Her friend snickered, "Excuse your sister Y/N, she's been simping for Gigi ever since she saw her."

"I HAVE NOT." she pouted and strongly denied.

"Liza Minelli." her friend shook her head.

They continued bickering over whether or not Y/S/N actually has a crush on her but their voices faded in the background for me until I couldn't seem to hear them. I was looking at her through the tiny screen. How she smiled at the judges who are giving her compliment by compliment.

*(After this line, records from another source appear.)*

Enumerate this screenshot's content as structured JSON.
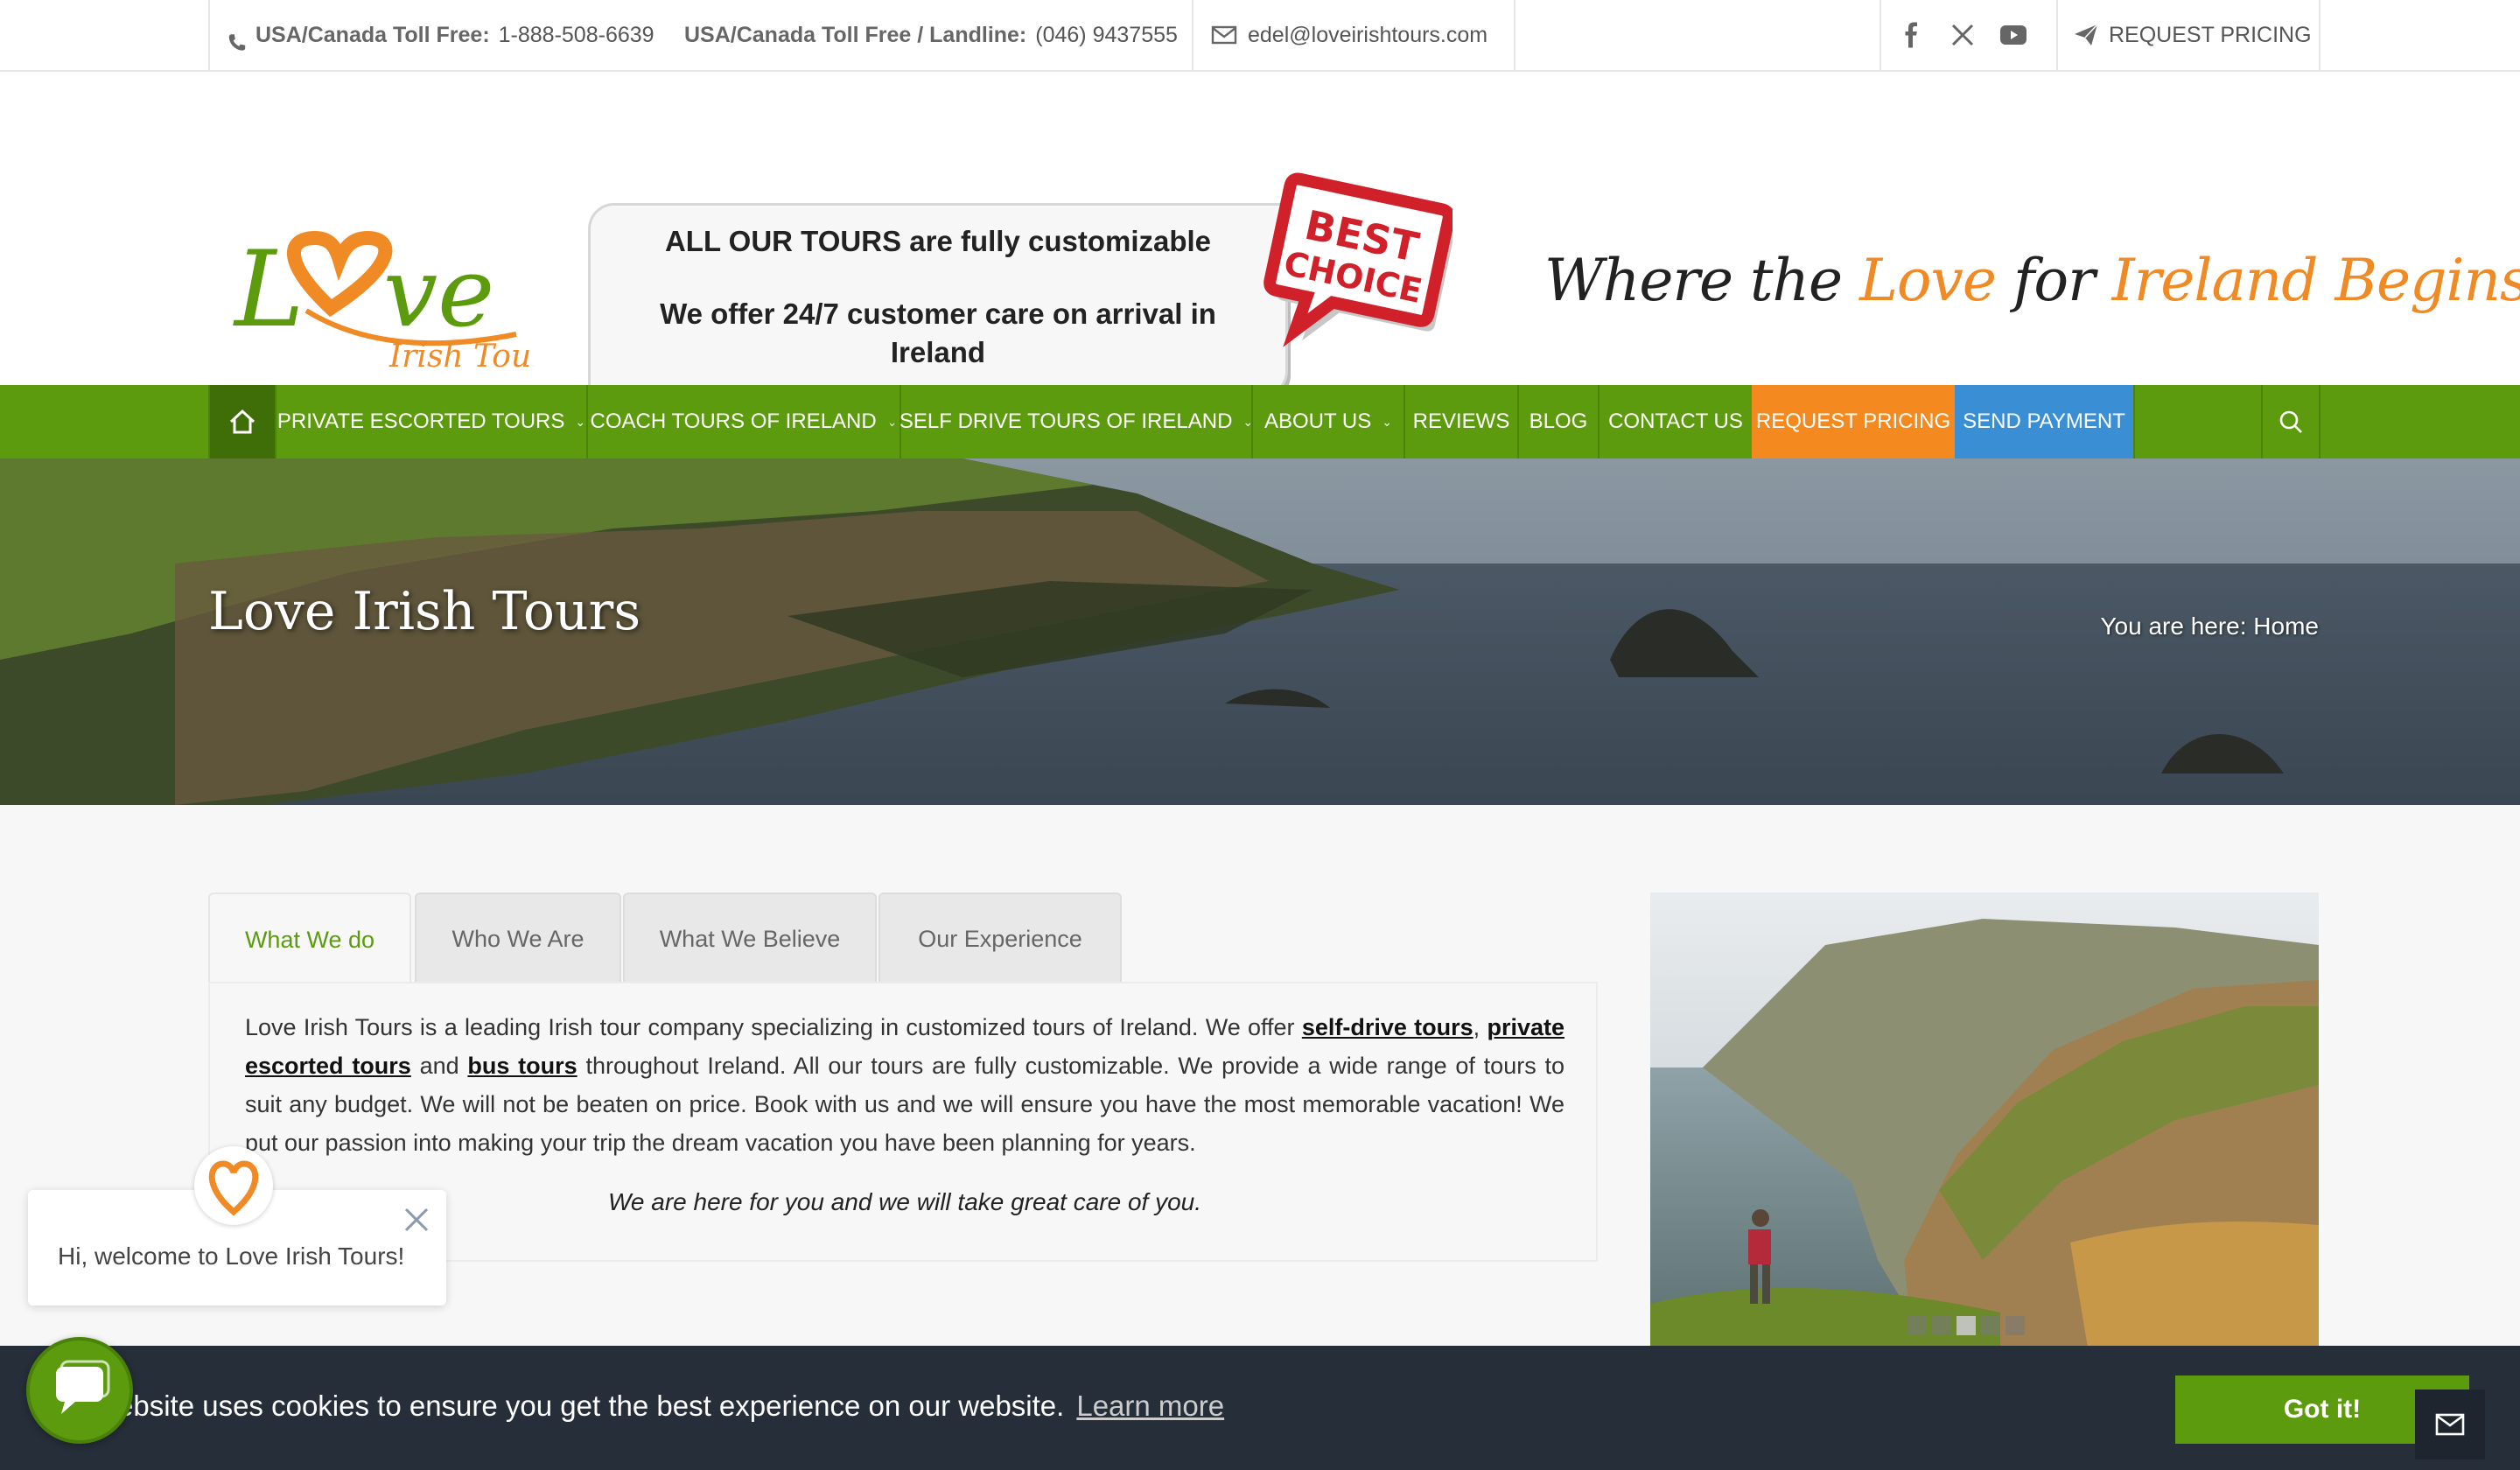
{
  "topbar": {
    "tollfree_label": "USA/Canada Toll Free:",
    "tollfree_number": "1-888-508-6639",
    "landline_label": "USA/Canada Toll Free / Landline:",
    "landline_number": "(046) 9437555",
    "email": "edel@loveirishtours.com",
    "social": [
      "facebook-icon",
      "x-icon",
      "youtube-icon"
    ],
    "request_pricing": "REQUEST PRICING"
  },
  "header": {
    "logo_word": "Love",
    "logo_sub": "Irish Tours",
    "badge_line1": "ALL OUR TOURS are fully customizable",
    "badge_line2": "We offer 24/7 customer care on arrival in Ireland",
    "best_choice_line1": "BEST",
    "best_choice_line2": "CHOICE",
    "tagline_part1": "Where the ",
    "tagline_part2": "Love",
    "tagline_part3": " for ",
    "tagline_part4": "Ireland Begins"
  },
  "nav": {
    "items": [
      {
        "label": "PRIVATE ESCORTED TOURS",
        "dropdown": true
      },
      {
        "label": "COACH TOURS OF IRELAND",
        "dropdown": true
      },
      {
        "label": "SELF DRIVE TOURS OF IRELAND",
        "dropdown": true
      },
      {
        "label": "ABOUT US",
        "dropdown": true
      },
      {
        "label": "REVIEWS"
      },
      {
        "label": "BLOG"
      },
      {
        "label": "CONTACT US"
      },
      {
        "label": "REQUEST PRICING"
      },
      {
        "label": "SEND PAYMENT"
      }
    ]
  },
  "hero": {
    "title": "Love Irish Tours",
    "breadcrumb": "You are here: Home"
  },
  "tabs": {
    "items": [
      "What We do",
      "Who We Are",
      "What We Believe",
      "Our Experience"
    ],
    "active": "What We do",
    "panel": {
      "text_a": "Love Irish Tours is a leading Irish tour company specializing in customized tours of Ireland. We offer ",
      "link_self_drive": "self-drive tours",
      "text_b": ", ",
      "link_private": "private escorted tours",
      "text_c": " and ",
      "link_bus": "bus tours",
      "text_d": " throughout Ireland. All our tours are fully customizable. We provide a wide range of tours to suit any budget. We will not be beaten on price. Book with us and we will ensure you have the most memorable vacation! We put our passion into making your trip the dream vacation you have been planning for years.",
      "quote": "We are here for you and we will take great care of you."
    }
  },
  "slider": {
    "dot_count": 5,
    "active_dot": 3
  },
  "chat": {
    "greeting": "Hi, welcome to Love Irish Tours!"
  },
  "cookie": {
    "text": "ebsite uses cookies to ensure you get the best experience on our website.",
    "learn_more": "Learn more",
    "button": "Got it!"
  },
  "colors": {
    "green": "#5d9b0e",
    "orange": "#f48a1f",
    "blue": "#3a8fd4",
    "cookie_bg": "#252e39"
  }
}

I unknowingly quirked a tiny smile. She did it.

I went back to my room amidst my sister still denying any amount of admiration for Gigi. I sat down on a chair next to my desk and continued reading my book, preparing for a big test tomorrow but I can't stick any of the information to my brain anymore than I can forget what I just saw on TV. It's Gigi for God's sake!

I groaned for the nth time that night, laying on the bed and dropping the book to my face. Alright, maybe that's enough studying for today. Nothing's sticking anyway so I'm just crossing my fingers that I get it right tomorrow and my score will turn out well.